Adventures are in the eye of the beholder.
Whether it is caring for your puppy through the night, learning how to DIY raw feed your dog, or hitting the backroads of places unknown to you, adventures are adventures, big or small.
Walking your dog from the front door to the car can be a big adventure if you have just the right kind of neighbors.
A trip to a local trail-head, down a washboard road might be all the adventure you want, and your suspension system wants, for a good long while.
Hunting as a means of wild meat for you and your dog, and then learning how to butcher in your garage is days of adventure, and hopefully comes with a great music playlist!
Whatever it is that you want to be doing with your dog, if it is safe, and it is mutual, do it. In my life with my dogs, it is our adventures that bring us closer together, a shared special experience, a newness, a getting to know each other in a different way.
Our time with our dogs on this earth is limited, finite, this is a fact my friends. Waiting for lightening to strike to prompt an adventure is a waste of time. Just like one foot in front of the other and you realize you are walking, so is an adventure.
I can mark the decades of my life, the mountain ranges I have passed through, and the seemingly endless dirt roads I have walked on, with every single one of my dogs. When I am old and the grass is tall, may these be the memories that fill my day, because truth be told, they are pretty awesome to me.
Here are some tips, in general, when doing something with your dog out of the ordinary from your daily routine –
- When you have a puppy, train for everything all of the time. You aren’t going to know what the next seventeen years has in store for you, so prepare, this opens up so many possibilities, and your puppy deserves your efforts.
- Start whatever it is you want to do in small chunks within your dogs skill level, and build from there. There will not be any great adventure memories if you try to push your dog into a situation clearly over their skill/social level. Remember, just like training is something you do with your dog not too your dog, so are adventures.
- Safe and mutual.
- Correct gear on both ends of the leash.
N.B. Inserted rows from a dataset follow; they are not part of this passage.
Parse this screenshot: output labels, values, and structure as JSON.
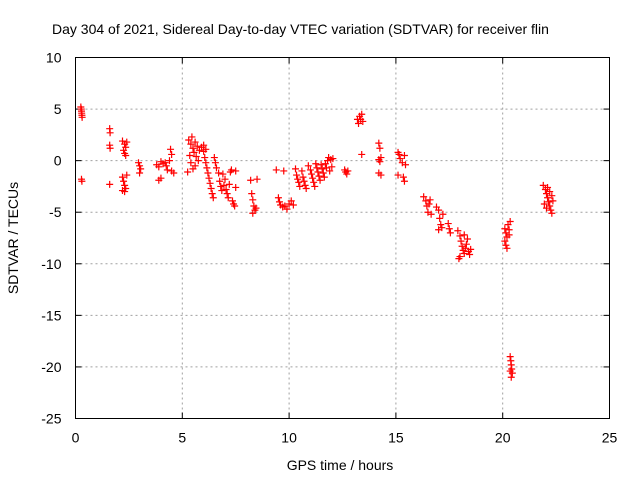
{
  "chart_data": {
    "type": "scatter",
    "title": "Day 304 of 2021, Sidereal Day-to-day VTEC variation (SDTVAR) for receiver flin",
    "xlabel": "GPS time / hours",
    "ylabel": "SDTVAR / TECUs",
    "xlim": [
      0,
      25
    ],
    "ylim": [
      -25,
      10
    ],
    "xticks": [
      "0",
      "5",
      "10",
      "15",
      "20",
      "25"
    ],
    "yticks": [
      "10",
      "5",
      "0",
      "-5",
      "-10",
      "-15",
      "-20",
      "-25"
    ],
    "grid": true,
    "marker": "plus",
    "color": "#ff0000",
    "series": [
      {
        "name": "SDTVAR",
        "points": [
          [
            0.25,
            5.2
          ],
          [
            0.27,
            5.0
          ],
          [
            0.28,
            4.8
          ],
          [
            0.29,
            4.6
          ],
          [
            0.3,
            4.4
          ],
          [
            0.31,
            4.2
          ],
          [
            0.28,
            -1.8
          ],
          [
            0.3,
            -2.0
          ],
          [
            1.6,
            3.1
          ],
          [
            1.62,
            2.7
          ],
          [
            1.6,
            1.5
          ],
          [
            1.62,
            1.2
          ],
          [
            1.6,
            -2.3
          ],
          [
            2.2,
            1.9
          ],
          [
            2.3,
            1.6
          ],
          [
            2.35,
            1.3
          ],
          [
            2.25,
            1.0
          ],
          [
            2.3,
            0.7
          ],
          [
            2.35,
            0.5
          ],
          [
            2.4,
            1.8
          ],
          [
            2.2,
            -1.6
          ],
          [
            2.25,
            -2.0
          ],
          [
            2.3,
            -2.4
          ],
          [
            2.35,
            -2.7
          ],
          [
            2.3,
            -3.0
          ],
          [
            2.4,
            -1.4
          ],
          [
            2.2,
            -2.9
          ],
          [
            2.95,
            -0.2
          ],
          [
            3.0,
            -0.5
          ],
          [
            3.05,
            -0.8
          ],
          [
            3.0,
            -1.2
          ],
          [
            3.8,
            -0.4
          ],
          [
            3.9,
            -0.6
          ],
          [
            4.0,
            -0.1
          ],
          [
            4.1,
            -0.3
          ],
          [
            4.2,
            -0.2
          ],
          [
            4.25,
            -0.5
          ],
          [
            4.3,
            -0.9
          ],
          [
            4.4,
            0.0
          ],
          [
            4.45,
            1.1
          ],
          [
            4.5,
            0.6
          ],
          [
            4.5,
            -1.0
          ],
          [
            4.0,
            -1.7
          ],
          [
            3.9,
            -1.9
          ],
          [
            4.6,
            -1.2
          ],
          [
            5.3,
            2.0
          ],
          [
            5.4,
            1.6
          ],
          [
            5.45,
            2.3
          ],
          [
            5.5,
            1.2
          ],
          [
            5.55,
            0.8
          ],
          [
            5.6,
            1.8
          ],
          [
            5.65,
            0.4
          ],
          [
            5.7,
            1.4
          ],
          [
            5.75,
            0.0
          ],
          [
            5.8,
            1.0
          ],
          [
            5.35,
            0.5
          ],
          [
            5.4,
            -0.2
          ],
          [
            5.5,
            -0.8
          ],
          [
            5.25,
            -1.1
          ],
          [
            5.6,
            -0.5
          ],
          [
            5.9,
            1.3
          ],
          [
            6.0,
            0.9
          ],
          [
            6.05,
            0.3
          ],
          [
            6.1,
            -0.2
          ],
          [
            6.15,
            -0.7
          ],
          [
            6.2,
            -1.2
          ],
          [
            6.25,
            -1.7
          ],
          [
            6.3,
            -2.2
          ],
          [
            6.35,
            -2.7
          ],
          [
            6.4,
            -3.2
          ],
          [
            6.45,
            -3.6
          ],
          [
            6.0,
            1.5
          ],
          [
            6.1,
            1.1
          ],
          [
            6.5,
            0.3
          ],
          [
            6.55,
            -0.2
          ],
          [
            6.6,
            -0.7
          ],
          [
            6.7,
            -1.2
          ],
          [
            6.75,
            -2.0
          ],
          [
            6.8,
            -2.5
          ],
          [
            6.9,
            -1.3
          ],
          [
            7.0,
            -1.8
          ],
          [
            7.05,
            -2.8
          ],
          [
            7.1,
            -3.2
          ],
          [
            7.15,
            -3.6
          ],
          [
            7.2,
            -2.3
          ],
          [
            7.25,
            -1.1
          ],
          [
            7.3,
            -0.9
          ],
          [
            7.35,
            -3.9
          ],
          [
            7.4,
            -4.2
          ],
          [
            7.45,
            -4.4
          ],
          [
            7.5,
            -2.6
          ],
          [
            7.5,
            -1.0
          ],
          [
            6.85,
            -2.9
          ],
          [
            6.95,
            -2.4
          ],
          [
            8.2,
            -1.9
          ],
          [
            8.25,
            -3.2
          ],
          [
            8.3,
            -3.8
          ],
          [
            8.35,
            -4.4
          ],
          [
            8.4,
            -4.8
          ],
          [
            8.3,
            -5.1
          ],
          [
            8.45,
            -4.6
          ],
          [
            8.5,
            -1.8
          ],
          [
            9.4,
            -0.9
          ],
          [
            9.5,
            -3.6
          ],
          [
            9.55,
            -4.0
          ],
          [
            9.6,
            -4.3
          ],
          [
            9.7,
            -4.5
          ],
          [
            9.75,
            -1.0
          ],
          [
            9.8,
            -4.4
          ],
          [
            9.9,
            -4.7
          ],
          [
            10.0,
            -4.2
          ],
          [
            10.1,
            -3.9
          ],
          [
            10.2,
            -4.3
          ],
          [
            10.3,
            -0.8
          ],
          [
            10.35,
            -1.4
          ],
          [
            10.4,
            -1.8
          ],
          [
            10.45,
            -2.1
          ],
          [
            10.5,
            -2.5
          ],
          [
            10.6,
            -1.0
          ],
          [
            10.65,
            -1.6
          ],
          [
            10.7,
            -2.0
          ],
          [
            10.75,
            -2.4
          ],
          [
            10.8,
            -2.7
          ],
          [
            10.9,
            -0.5
          ],
          [
            11.0,
            -0.9
          ],
          [
            11.05,
            -1.3
          ],
          [
            11.1,
            -1.7
          ],
          [
            11.15,
            -2.1
          ],
          [
            11.2,
            -2.5
          ],
          [
            11.25,
            -0.3
          ],
          [
            11.3,
            -0.7
          ],
          [
            11.35,
            -1.1
          ],
          [
            11.4,
            -1.5
          ],
          [
            11.45,
            -1.9
          ],
          [
            11.5,
            -0.4
          ],
          [
            11.55,
            -0.8
          ],
          [
            11.6,
            -1.2
          ],
          [
            11.65,
            -1.6
          ],
          [
            11.7,
            -0.3
          ],
          [
            11.75,
            -0.7
          ],
          [
            11.8,
            0.0
          ],
          [
            11.85,
            0.3
          ],
          [
            11.9,
            -1.0
          ],
          [
            11.95,
            0.1
          ],
          [
            12.0,
            -0.6
          ],
          [
            12.05,
            0.2
          ],
          [
            12.6,
            -0.9
          ],
          [
            12.65,
            -1.1
          ],
          [
            12.7,
            -1.3
          ],
          [
            12.75,
            -1.0
          ],
          [
            13.2,
            4.0
          ],
          [
            13.25,
            3.6
          ],
          [
            13.3,
            4.3
          ],
          [
            13.35,
            4.0
          ],
          [
            13.4,
            4.5
          ],
          [
            13.45,
            3.8
          ],
          [
            13.4,
            0.6
          ],
          [
            14.2,
            1.7
          ],
          [
            14.25,
            1.2
          ],
          [
            14.2,
            0.1
          ],
          [
            14.25,
            -0.1
          ],
          [
            14.2,
            -1.2
          ],
          [
            14.3,
            -1.4
          ],
          [
            14.3,
            0.3
          ],
          [
            15.1,
            0.8
          ],
          [
            15.15,
            0.6
          ],
          [
            15.1,
            -1.4
          ],
          [
            15.2,
            0.2
          ],
          [
            15.3,
            -0.2
          ],
          [
            15.4,
            0.5
          ],
          [
            15.45,
            -0.4
          ],
          [
            15.35,
            -1.6
          ],
          [
            15.4,
            -2.0
          ],
          [
            16.3,
            -3.5
          ],
          [
            16.4,
            -3.9
          ],
          [
            16.45,
            -4.4
          ],
          [
            16.5,
            -5.0
          ],
          [
            16.55,
            -4.2
          ],
          [
            16.6,
            -3.8
          ],
          [
            16.65,
            -5.2
          ],
          [
            16.9,
            -4.5
          ],
          [
            17.0,
            -4.8
          ],
          [
            17.05,
            -5.6
          ],
          [
            17.1,
            -6.2
          ],
          [
            17.0,
            -6.7
          ],
          [
            17.15,
            -6.5
          ],
          [
            17.2,
            -5.2
          ],
          [
            17.45,
            -6.1
          ],
          [
            17.5,
            -6.6
          ],
          [
            17.55,
            -7.0
          ],
          [
            17.9,
            -6.8
          ],
          [
            18.0,
            -7.3
          ],
          [
            18.05,
            -7.8
          ],
          [
            18.1,
            -8.3
          ],
          [
            18.15,
            -8.7
          ],
          [
            18.2,
            -9.0
          ],
          [
            18.25,
            -8.5
          ],
          [
            18.3,
            -8.1
          ],
          [
            18.35,
            -7.6
          ],
          [
            18.4,
            -8.8
          ],
          [
            18.45,
            -9.1
          ],
          [
            18.2,
            -7.2
          ],
          [
            18.0,
            -9.3
          ],
          [
            17.95,
            -9.5
          ],
          [
            18.5,
            -8.6
          ],
          [
            20.1,
            -6.6
          ],
          [
            20.15,
            -7.0
          ],
          [
            20.2,
            -7.4
          ],
          [
            20.25,
            -6.2
          ],
          [
            20.3,
            -6.7
          ],
          [
            20.35,
            -5.9
          ],
          [
            20.1,
            -7.8
          ],
          [
            20.15,
            -8.2
          ],
          [
            20.2,
            -8.5
          ],
          [
            20.3,
            -7.2
          ],
          [
            20.35,
            -19.0
          ],
          [
            20.38,
            -19.4
          ],
          [
            20.4,
            -19.8
          ],
          [
            20.42,
            -20.2
          ],
          [
            20.45,
            -20.6
          ],
          [
            20.4,
            -21.0
          ],
          [
            20.35,
            -20.4
          ],
          [
            21.9,
            -2.4
          ],
          [
            22.0,
            -2.8
          ],
          [
            22.05,
            -3.2
          ],
          [
            22.1,
            -3.6
          ],
          [
            22.15,
            -4.0
          ],
          [
            22.2,
            -4.4
          ],
          [
            22.25,
            -4.8
          ],
          [
            22.3,
            -5.1
          ],
          [
            22.1,
            -2.6
          ],
          [
            22.2,
            -3.0
          ],
          [
            22.3,
            -3.4
          ],
          [
            22.35,
            -3.9
          ],
          [
            21.95,
            -4.2
          ],
          [
            22.05,
            -4.6
          ]
        ]
      }
    ]
  }
}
- And what a great segue for the leash, always have a leash on your dog, or in your hand if you are outdoors on an adventure, period. If the leash is off you are telling the entire world that your dog is under 100% voice control. If you do not have that level of communication yet, it is your responsibility to work towards that and use a leash until you and your dog are ready.
- Food, nourishing and bioavailable food. Adventures usually involve some level of energy output, a little or a lot. What you offer to your dog counts. If you are a canned beans and tortilla kind of budget traveler, that’s your choice, but your dog needs a more nourishing and balanced diet all of the time.
- Understanding your dog as your adventure partner also includes knowing their body language signals, their movement, and their comfort or discomfort.
- You have three brains – your head/logic brain, your heart/emotion brain, and your gut/instinct brain. Adventuring with your dog will require you to rely on your gut feeling, your instincts. Why? Because it is never wrong. But this is going to take some practice, so learn to understand this side of yourself a bit better.